Indeed, even as Trump celebrates the large influx of voters who have registered with the party since he launched his campaign, he will also need a galvanized conservative base to defeat Clinton.

Pro-life leaders, like Marjorie Dannenfelser of the Susan B. Anthony List, are ready to work with Trump.

“Unless we engage and elect a president who can appoint Supreme Court justices who believe in protecting conscience and life, we may never get [the court] back,” Dannenfelser told the Register.

“It is cavalier not to get involved right now.”

Jessica Colon is ready to join forces with Trump to stop a common foe.

“The primary is behind us, Clinton is ahead of us, and we are heading for the White House,” she said.

But other conservatives, who have helped transform the GOP into the party of life, are not reassured that Trump’s course of action will accommodate, if not promote, their mission to overturn Roe. Further, they contend that the problem with Trump goes much deeper than his woeful lack of pro-life credentials.

 

Some Not Yet Convinced

“We haven’t even the consolation of thinking of Trump as a certain kind of Republican who is not actually conservative but who at least recognizes our vocabulary when he hears it,” stated Matthew Franck, director of the William E. and Carol G. Simon Center on Religion and the Constitution at the Witherspoon Institute. “No, Trump would not know a conservative principle if it kicked him in the shins. This is a nominee who, in my estimation, cannot earn my vote, even as a ‘lesser evil’ or an ‘at least he’s not Hillary’ candidate.”

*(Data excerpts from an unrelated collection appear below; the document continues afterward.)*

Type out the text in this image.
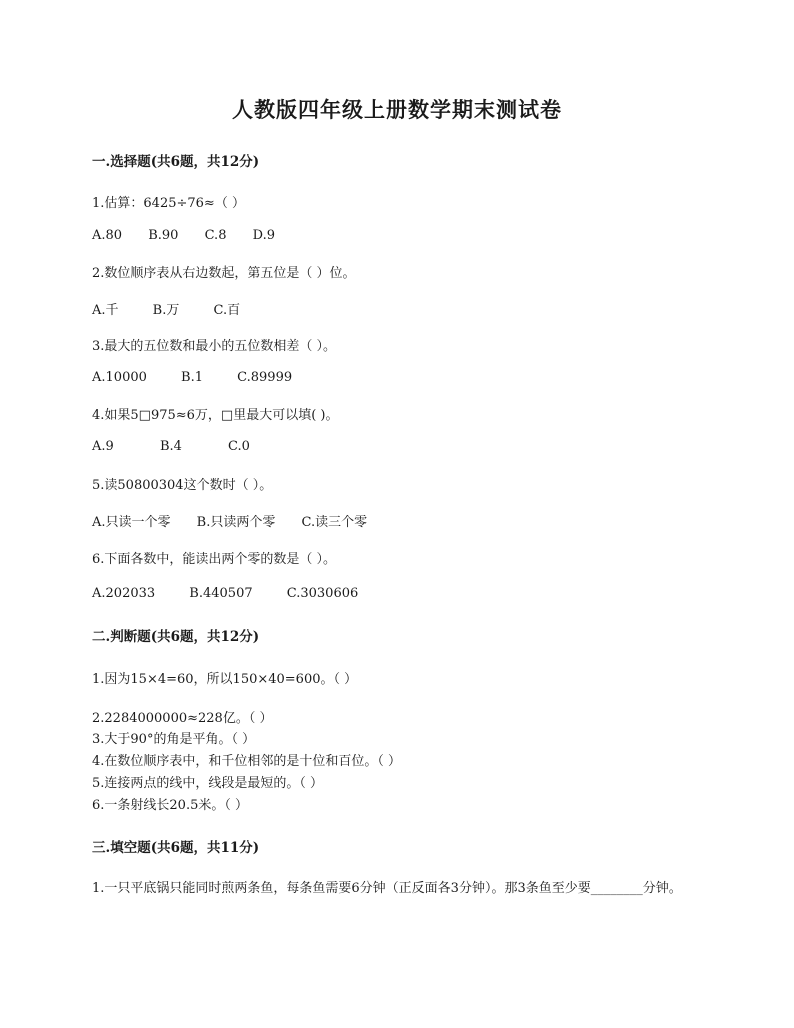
人教版四年级上册数学期末测试卷
一.选择题(共6题，共12分)
1.估算：6425÷76≈（ ）
A.80 B.90 C.8 D.9
2.数位顺序表从右边数起，第五位是（ ）位。
A.千	B.万	C.百
3.最大的五位数和最小的五位数相差（ ）。
A.10000	B.1	C.89999
4.如果5□975≈6万，□里最大可以填( )。
A.9	B.4	C.0
5.读50800304这个数时（ ）。
A.只读一个零 B.只读两个零 C.读三个零
6.下面各数中，能读出两个零的数是（ ）。
A.202033	B.440507	C.3030606
二.判断题(共6题，共12分)
1.因为15×4=60，所以150×40=600。（ ）
2.2284000000≈228亿。（ ）
3.大于90°的角是平角。（ ）
4.在数位顺序表中，和千位相邻的是十位和百位。（ ）
5.连接两点的线中，线段是最短的。（ ）
6.一条射线长20.5米。（ ）
三.填空题(共6题，共11分)
1.一只平底锅只能同时煎两条鱼，每条鱼需要6分钟（正反面各3分钟）。那3条鱼至少要________分钟。
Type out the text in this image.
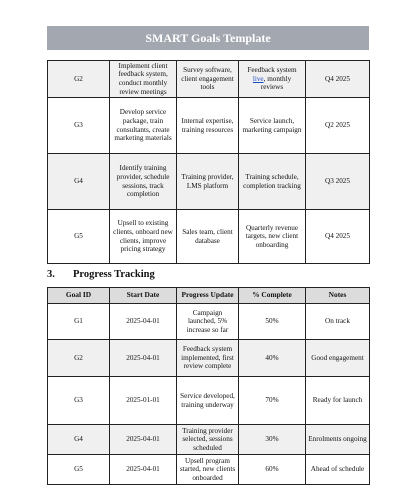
SMART Goals Template
G2	Implement client feedback system, conduct monthly review meetings	Survey software, client engagement tools	Feedback system live, monthly reviews	Q4 2025
G3	Develop service package, train consultants, create marketing materials	Internal expertise, training resources	Service launch, marketing campaign	Q2 2025
G4	Identify training provider, schedule sessions, track completion	Training provider, LMS platform	Training schedule, completion tracking	Q3 2025
G5	Upsell to existing clients, onboard new clients, improve pricing strategy	Sales team, client database	Quarterly revenue targets, new client onboarding	Q4 2025
3.	Progress Tracking
Goal ID	Start Date	Progress Update	% Complete	Notes
G1	2025-04-01	Campaign launched, 5% increase so far	50%	On track
G2	2025-04-01	Feedback system implemented, first review complete	40%	Good engagement
G3	2025-01-01	Service developed, training underway	70%	Ready for launch
G4	2025-04-01	Training provider selected, sessions scheduled	30%	Enrolments ongoing
G5	2025-04-01	Upsell program started, new clients onboarded	60%	Ahead of schedule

Conservative public intellectuals like George Weigel echo the sense of gloom. 

“What is the thoughtful Catholic voter to do when neither of the presidential candidates is even minimally committed to human dignity, the common good, subsidiarity and solidarity, as the social doctrine understands those concepts?” said Weigel in a column for First Things that probed the source of the problem.

“[O]ur political culture is sick. And if the political culture is sick, that must have something to do with the state of the culture as a whole. Did we really imagine that a culture of self-absorption and vulgarity, taking its cues from the passions of adolescence, was not going to cash out in our politics?”

Matthew Bunson, also a Register senior editor, contributed to this report from Cleveland.